Some school districts, like Natomas Unified, have already brought some students back to campus in small groups. About 400 district students who qualify as in need of in-person instruction have been on campus since the first day of school in day camps and cohorts.

“As for when we might return to hybrid or a transitional schedule, as I shared earlier, the earliest is possibly mid-October or later,” Evans said in a statement to district families. “A full return is definitely farther away right now, but with each new step, we learn, adjust, and prepare for when this day comes.”

In an interview with The Sacramento Bee, Sacramento County Superintendent of Schools Dave Gordon and county public health officials are developing procedures to identify and isolate new coronavirus cases in schools, including school “contact tracers.”

“I have said for a long time: reopening is not the problem, it’s being able to stay open,” Gordon said.

Once schools open, a case or two of COVID-19 won’t shut districts down as it did in March, according to county health officials. Districts could close classrooms, hallways or an entire school to prevent further spread of the virus.

Sacramento County health officials said they have been working with schools for several weeks to set up safety systems that include increased testing of school employees and mechanisms for isolating outbreaks that may occur.

Dr.

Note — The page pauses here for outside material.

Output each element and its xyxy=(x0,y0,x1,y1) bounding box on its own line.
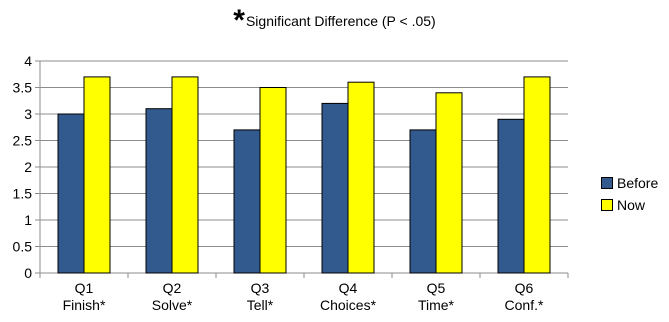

Olivia Kasirye, Sacramento County public health officer, said the county is setting up a system that will allow school employees to be tested every two months for free under a contract the county has signed with private testing company StemExpress.

If a school suffers an outbreak, Kasirye said the county plans to set up a team that can do mobile testing on site at the school. “We want a quick turnaround.”

Ghaly said state officials are working with “a number of districts” to ensure there is adequate testing, disease investigation and contact tracing so that schools can reopen safely and won’t need to shut down again.

“We’re working hard with some school districts already and will continue in Sacramento and all counties considering to go back to in-person learning to make sure that we don’t see this open up one day, close the next,” Ghaly said. “That said, the safety and protection of our students and staff are of paramount importance and if after opening we see transmission rates go up very quickly, we will work with school districts to make sure the right decision is made across the state.”

It’s unclear if and when the all of the county’s school districts will open.

“The whole situation as we have seen over the last several months is a moving target,” Gordon said. “The number of cases could decrease, or they could take an uptick. It’s a tough decision because there is no prediction what will happen. You don’t want to open when you have to suddenly close.”

More than 30 Sacramento private schools have already received approval to reopen their campuses before Tuesday. About half of them are schools in the Catholic Diocese. The waiver allows school children from grades TK-6 to return to campus. Private schools can bring middle school and high school students back to the classroom as soon as mid-October.

The Bee’s Sophia Bollag contributed to this story.